Ezban’s films lean towards speculative fiction, but not without a touch of horror! His films pose questions that the audience must answer. For those looking for thought-provoking horror with out of the box concepts, Ezbans films are for you!

Recommended Films: Parallel (2018), The Similars (2015), The Incident (2014)

 

Jorge Michel Grau

Rising to horror prominence with the 2010 film Somos lo Que Hay (We Are What We Are), Jorge Michel Grau is a film academic with the credentials to prove it! Having studied at the National Autonomous University of Mexico, the Cinema and Audiovisual School of Catalonia, and becoming professor of Production and Set Direction at the Centro de Capacitación Cinematográfica, Grau has a profound understanding of direction and production. 

While his films steer more towards the drama/thriller side of the genre, Grau cultivates a moody, dark atmosphere that will enthrall fans of more cerebral horror. 

 

Recommended Films: Somos lo Que Hay (2010), Big Sky (2014), Perdida (2019)

 

Gigi Saul Guerrero

Gigi Saul Guerrero is a breakout horror director who made her name with the horror web series La Quinceañera (2017). Her focus on Latinx horror makes her a personal favorite for this writer, and her directorial debut Dead Crossing (2011) is a must-see! Guerrero is quickly becoming a genre favorite directing installments of Hulu’s Into the Dark series and even The Purge television show.

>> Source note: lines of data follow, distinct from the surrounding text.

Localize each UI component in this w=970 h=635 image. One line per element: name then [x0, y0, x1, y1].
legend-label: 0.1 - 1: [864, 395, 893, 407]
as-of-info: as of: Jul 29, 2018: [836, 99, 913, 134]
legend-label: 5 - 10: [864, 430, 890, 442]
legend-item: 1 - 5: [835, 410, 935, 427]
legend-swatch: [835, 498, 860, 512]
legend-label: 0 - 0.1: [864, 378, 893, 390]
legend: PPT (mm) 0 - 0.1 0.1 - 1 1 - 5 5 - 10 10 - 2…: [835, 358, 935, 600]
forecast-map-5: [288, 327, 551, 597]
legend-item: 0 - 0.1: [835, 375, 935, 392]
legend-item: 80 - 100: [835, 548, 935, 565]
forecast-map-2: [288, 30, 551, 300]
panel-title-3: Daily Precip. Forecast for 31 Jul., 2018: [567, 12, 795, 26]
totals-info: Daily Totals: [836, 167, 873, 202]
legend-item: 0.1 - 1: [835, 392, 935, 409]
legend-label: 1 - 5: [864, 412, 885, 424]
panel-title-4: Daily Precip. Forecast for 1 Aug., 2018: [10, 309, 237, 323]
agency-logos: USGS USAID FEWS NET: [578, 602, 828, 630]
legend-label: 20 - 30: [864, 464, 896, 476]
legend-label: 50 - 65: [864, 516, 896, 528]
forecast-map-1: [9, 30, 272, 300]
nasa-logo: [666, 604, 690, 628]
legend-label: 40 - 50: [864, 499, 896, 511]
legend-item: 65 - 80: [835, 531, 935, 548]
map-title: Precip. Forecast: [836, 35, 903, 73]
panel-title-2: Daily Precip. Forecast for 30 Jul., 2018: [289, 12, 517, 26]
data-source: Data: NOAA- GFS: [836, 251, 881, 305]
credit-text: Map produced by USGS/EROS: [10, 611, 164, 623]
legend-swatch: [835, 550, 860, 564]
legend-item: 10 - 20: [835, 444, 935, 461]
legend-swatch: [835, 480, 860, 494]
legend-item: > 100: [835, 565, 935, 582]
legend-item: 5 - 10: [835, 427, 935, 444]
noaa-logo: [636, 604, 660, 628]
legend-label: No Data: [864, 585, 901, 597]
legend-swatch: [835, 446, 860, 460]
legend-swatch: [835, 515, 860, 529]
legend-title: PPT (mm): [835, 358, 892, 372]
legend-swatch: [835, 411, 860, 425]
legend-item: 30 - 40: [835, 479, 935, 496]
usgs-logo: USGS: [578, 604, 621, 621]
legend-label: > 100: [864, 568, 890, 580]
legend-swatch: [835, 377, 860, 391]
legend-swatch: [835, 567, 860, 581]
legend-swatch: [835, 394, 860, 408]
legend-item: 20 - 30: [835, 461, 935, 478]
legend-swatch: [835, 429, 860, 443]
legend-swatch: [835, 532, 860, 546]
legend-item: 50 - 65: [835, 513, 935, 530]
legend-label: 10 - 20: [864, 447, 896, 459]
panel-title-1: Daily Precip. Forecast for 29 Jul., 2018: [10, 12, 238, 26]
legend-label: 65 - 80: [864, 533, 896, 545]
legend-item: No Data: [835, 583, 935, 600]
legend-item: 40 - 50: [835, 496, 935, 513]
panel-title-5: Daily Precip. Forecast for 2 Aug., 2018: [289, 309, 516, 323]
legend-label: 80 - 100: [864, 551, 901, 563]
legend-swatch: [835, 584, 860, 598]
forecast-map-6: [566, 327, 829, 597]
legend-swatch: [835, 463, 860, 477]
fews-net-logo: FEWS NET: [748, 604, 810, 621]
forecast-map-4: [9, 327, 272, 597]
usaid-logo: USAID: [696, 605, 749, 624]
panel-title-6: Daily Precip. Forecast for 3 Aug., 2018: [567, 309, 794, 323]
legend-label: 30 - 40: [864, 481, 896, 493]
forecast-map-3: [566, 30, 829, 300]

Guerrero strives for a gritty, gory “TexMex” style for her films, leading to some incredibly unique films. She is currently signed on to direct a Santa Muerte feature that is very exciting for anyone familiar with its cultural significance! It’s no wonder she has received almost universal praise from the horror industry. 

Recommended Films: Culture Shock (2019), Dead Crossing (2011), La Quinceañera (2017)

 

Guillermo del Toro

What is there to say about Guillermo del Toro that has not already been said? Del Toro is a darling of the horror community, writing and directing films such as Pan’s Labyrinth (2006)The Devil’s Backbone (2001), and The Shape of Water (2017). His reputation as a writer and director is well earned, and it is rare for del Toro’s projects to receive anything but critical acclaim.

Besides his cinematic work, del Toro is a beacon of positivity and support for the horror community and new artists. Del Toro is a staunch supporter of the arts and even tours his collection of art and artifacts for the world to enjoy! His dark but whimsical and fantastically realistic films echo del Toro’s personality, and, just like him, are universally beloved!

Recommended Films: Pan’s Labyrinth (2006)The Devil’s Backbone (2001)The Shape of Water (2017)

 

Latinx horror has grown significantly within the past decade. Every year we see more horrifying flicks from Latinx directors, writers, and producers, with Mexico among their origins. It is exciting to see such a rich culture and tradition explored in genre film by those closest to it. So, in closing, Viva el horror! Viva México! Y vivan los directores!